NAIITS: An Indigenous Learning Community is pleased to welcome Michael (Mike) Hogeterp as lead facilitator for the NAIITS-led Canadian Learning Community for Decolonization and Innovation in Theological Education.
“Mike brings many years of engagement with governments and community action organizations. As a spokesperson and as an advocate, he brings a natural ability to engage different groups of people, different organizations, different mandates in such a way as to bring them together in partnerships to work together towards specific goals and outcomes,” said Terry LeBlanc, director emeritus of NAIITS.
Terry added, “He champions Indigenous ways of knowing, being and doing as necessary not only for Indigenous people, but also for non-Indigenous people to sort through some of the conundrums in which we find ourselves.”
Earlier this year, NAIITS received a grant of $5 million in U.S. dollars from Phase 3 of the Lilly Endowment’s Pathways for Tomorrow Initiative. The grant provides NAIITS with resources to lead a multi-school partnership exploring ways to deliver theological education that are decolonial, contextual and Indigenized.
Key members of the partnership — called the Canadian Learning Community for Decolonization and Innovation in Theological Education — include Tyndale Seminary in Toronto, Ambrose Seminary in Calgary and Acadia Divinity College in Wolfville, Nova Scotia.
As lead facilitator, Mike will coordinate with NAIITS faculty and staff to lead the Canadian Learning Community for Decolonization and Innovation in Theological Education. With the guidance of NAIITS Director Shari Russell and a working group of representatives from each partner institution, he will be responsible for planning, implementing, assessing and adapting the program and its mandates.

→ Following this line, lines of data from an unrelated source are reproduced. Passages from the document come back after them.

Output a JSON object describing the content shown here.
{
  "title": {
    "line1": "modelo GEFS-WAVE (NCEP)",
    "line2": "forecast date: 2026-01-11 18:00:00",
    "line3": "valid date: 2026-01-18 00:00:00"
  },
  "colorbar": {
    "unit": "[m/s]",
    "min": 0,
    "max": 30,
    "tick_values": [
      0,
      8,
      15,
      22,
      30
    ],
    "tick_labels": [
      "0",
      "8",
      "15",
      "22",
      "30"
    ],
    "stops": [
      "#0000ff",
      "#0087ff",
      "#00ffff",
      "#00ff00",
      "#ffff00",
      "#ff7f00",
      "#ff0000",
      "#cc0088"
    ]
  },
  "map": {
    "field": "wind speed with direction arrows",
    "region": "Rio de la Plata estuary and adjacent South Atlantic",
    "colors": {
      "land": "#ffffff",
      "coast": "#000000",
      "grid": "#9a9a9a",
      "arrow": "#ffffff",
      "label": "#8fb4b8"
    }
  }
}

Mike comes to NAIITS after two decades as director of the Christian Reformed Centre for Public Dialogue in Ottawa and years of advocacy work for reconciliation and justice for the Indigenous peoples of Canada with groups like the Christian Reformed Church’s Doctrine of Discovery Task Force, the Ecumenical Indigenous Education Reform Campaign and the Faith in the Declaration Coalition.
In that work, he said, he’s noticed many non-Indigenous people have “warm hearted, good intentions" but “very little understanding of what to do and how to go about it,” which places the burden of reconciliation on Indigenous peoples.
“This is an opportunity in this sort of broader community of seminaries and their church networks to really work out those kinds of commitments to deep intercultural, relational accountability,” he said of his new role at NAIITS.
“I think that's a really profound opportunity for transformation.”
Mike, who describes himself as a second-generation settler of Dutch descent, is a familiar face to the NAIITS community.
He is a candidate in NAIITS’ Ph.D. program, where his thesis is tentatively titled “Being Careful Where We Walk: On Settler Responsibility for Right Relationships.” He also has published several papers in recent volumes of NAIITS’ academic journal, including “Kinship and the Two Row Covenant Chain Tradition: An Exploration of Responsibility and Hope” and, as part of the Evangelical Fellowship of Canada Indigenous-Settler Working Group, “Stewarding Sacred Seeds.”
In addition to his advocacy, Shari noted, Mike has helped congregations “grapple with what it means to walk in right relations” through Hearts Exchanged, a "learning and action journey” designed to equip Reformed Christians to better engage with Indigenous people. He’s done his own grappling, too, she said.
“I'm excited to work with him,” Shari said. “We have worked together before on various committees, and I think he walks the road well. He’s learning about right relations and beginning to understand his own history and context and what it means to walk gently.”
Mike will begin his new role at NAIITS on Sept. 25.